Der Effekt, sagt sie, ist enorm. Indem sie Leute bittet, sie anzurufen, anstatt ihr eine E-Mail zu schicken, sagt Burge, dass ihre Gespräche viel konzentrierter sind. & ldquo; Du zwingst die Leute dazu nachzudenken, wie und warum sie dich kontaktieren. Es ist sehr einfach, eine E-Mail an jemanden zu senden, während es tatsächlich etwas mehr Arbeit braucht, um jemanden über einen Social-Media-Kanal zu kontaktieren oder das Telefon abzuholen, & rdquo; Sie sagt. Außerdem fügt sie & ldquo; So viel mehr kann erreicht werden, indem man mit jemandem am Telefon spricht. Sie können viel mehr Probleme viel schneller abdecken. & rdquo;

Die aufgabenbasierte Umgebung hat die Arbeitsbelastung aller Beteiligten transparent gemacht und die Verwaltung eines Teams vereinfacht.& ldquo; Mit E-Mail werden Posteingänge geschlossen, & rdquo; Sie sagt. & ldquo; Ich kann nicht in deinen Posteingang sehen, du kannst nicht in meinen sehen. Ich weiß nicht, wie viel du damit zu tun hast und du weißt nicht, womit ich es zu tun habe. & rdquo;

Vielleicht am wichtigsten, wenn ein Arbeitstag nicht mehr per E-Mail diktiert wird, bedeutet das, dass Burge mehr erledigen kann. Sie behauptet, dass sie seit dem Start ihres E-Mail-freien Experiments ungefähr drei Stunden pro Tag zurückgewonnen hat. Sie sucht nicht mehr in ihrem Posteingang nach Anhängen in E-Mails, da alle Dokumente, die sie finden muss, im Projektverwaltungssystem enthalten sind.

Während Burge ihren Posteingang wiedereröffnet hat (so habe ich sie für diesen Artikel kontaktiert), weil ihre wichtigste Arbeit nun in einem Projektmanagement-System liegt, kann sie wählen, wann sie ihre E-Mails und sozialen Medien einschalten soll (mittags) und sie stellt sicher, dass sie all ihre wichtige Arbeit für den Tag erledigt hat, bevor sie es anstellt.

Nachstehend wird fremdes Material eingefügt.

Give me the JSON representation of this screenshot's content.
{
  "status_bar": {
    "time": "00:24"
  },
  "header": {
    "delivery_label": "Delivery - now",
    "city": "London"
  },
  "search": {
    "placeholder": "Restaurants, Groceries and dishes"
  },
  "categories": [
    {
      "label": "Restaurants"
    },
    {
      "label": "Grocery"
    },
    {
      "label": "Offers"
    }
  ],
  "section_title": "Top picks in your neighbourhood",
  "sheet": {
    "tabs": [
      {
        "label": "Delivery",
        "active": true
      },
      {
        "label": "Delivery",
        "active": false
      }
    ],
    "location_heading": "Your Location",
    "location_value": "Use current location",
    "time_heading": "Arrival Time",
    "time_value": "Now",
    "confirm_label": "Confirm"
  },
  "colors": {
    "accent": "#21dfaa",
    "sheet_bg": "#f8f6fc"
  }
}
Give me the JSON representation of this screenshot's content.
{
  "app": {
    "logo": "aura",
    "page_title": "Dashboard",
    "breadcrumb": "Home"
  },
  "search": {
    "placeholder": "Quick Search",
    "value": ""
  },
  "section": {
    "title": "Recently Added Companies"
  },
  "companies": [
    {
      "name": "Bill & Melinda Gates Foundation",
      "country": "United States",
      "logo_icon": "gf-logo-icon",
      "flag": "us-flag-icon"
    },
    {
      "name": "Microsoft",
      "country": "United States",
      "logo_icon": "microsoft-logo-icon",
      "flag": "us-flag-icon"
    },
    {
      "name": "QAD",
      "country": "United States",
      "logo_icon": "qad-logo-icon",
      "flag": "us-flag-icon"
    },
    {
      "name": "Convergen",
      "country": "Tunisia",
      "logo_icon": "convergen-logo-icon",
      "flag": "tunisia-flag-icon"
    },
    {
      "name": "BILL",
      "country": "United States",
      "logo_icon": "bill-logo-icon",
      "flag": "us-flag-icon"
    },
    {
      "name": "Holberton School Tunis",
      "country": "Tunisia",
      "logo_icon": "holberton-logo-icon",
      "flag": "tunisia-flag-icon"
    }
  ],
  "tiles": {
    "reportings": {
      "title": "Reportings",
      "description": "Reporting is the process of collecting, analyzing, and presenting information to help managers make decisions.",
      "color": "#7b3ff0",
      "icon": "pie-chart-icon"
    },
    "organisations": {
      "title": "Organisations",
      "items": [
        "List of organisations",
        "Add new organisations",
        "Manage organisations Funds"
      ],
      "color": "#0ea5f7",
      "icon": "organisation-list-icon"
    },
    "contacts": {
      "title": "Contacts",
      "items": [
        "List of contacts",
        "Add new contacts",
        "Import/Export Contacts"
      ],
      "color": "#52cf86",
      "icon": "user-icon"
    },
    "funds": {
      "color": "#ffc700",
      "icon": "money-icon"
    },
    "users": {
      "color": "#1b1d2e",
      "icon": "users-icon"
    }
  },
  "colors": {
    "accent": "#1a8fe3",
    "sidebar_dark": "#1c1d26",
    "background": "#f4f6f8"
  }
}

Können Sie kostenlos Email senden? E-Mail-Cold-Truthahn zu beenden ist schwierig und nicht unbedingt das Beste, was zu tun ist, räumt Burge ein. Bevor Sie Ihren Posteingang schließen, empfiehlt Burge zunächst, was & ldquo; gute Arbeit & rdquo; sieht für dich aus. Sehen Sie, woran Sie arbeiten müssen, und entscheiden Sie dann, welche Systeme zur besseren Verwaltung dieser Aufgaben verwendet werden könnten.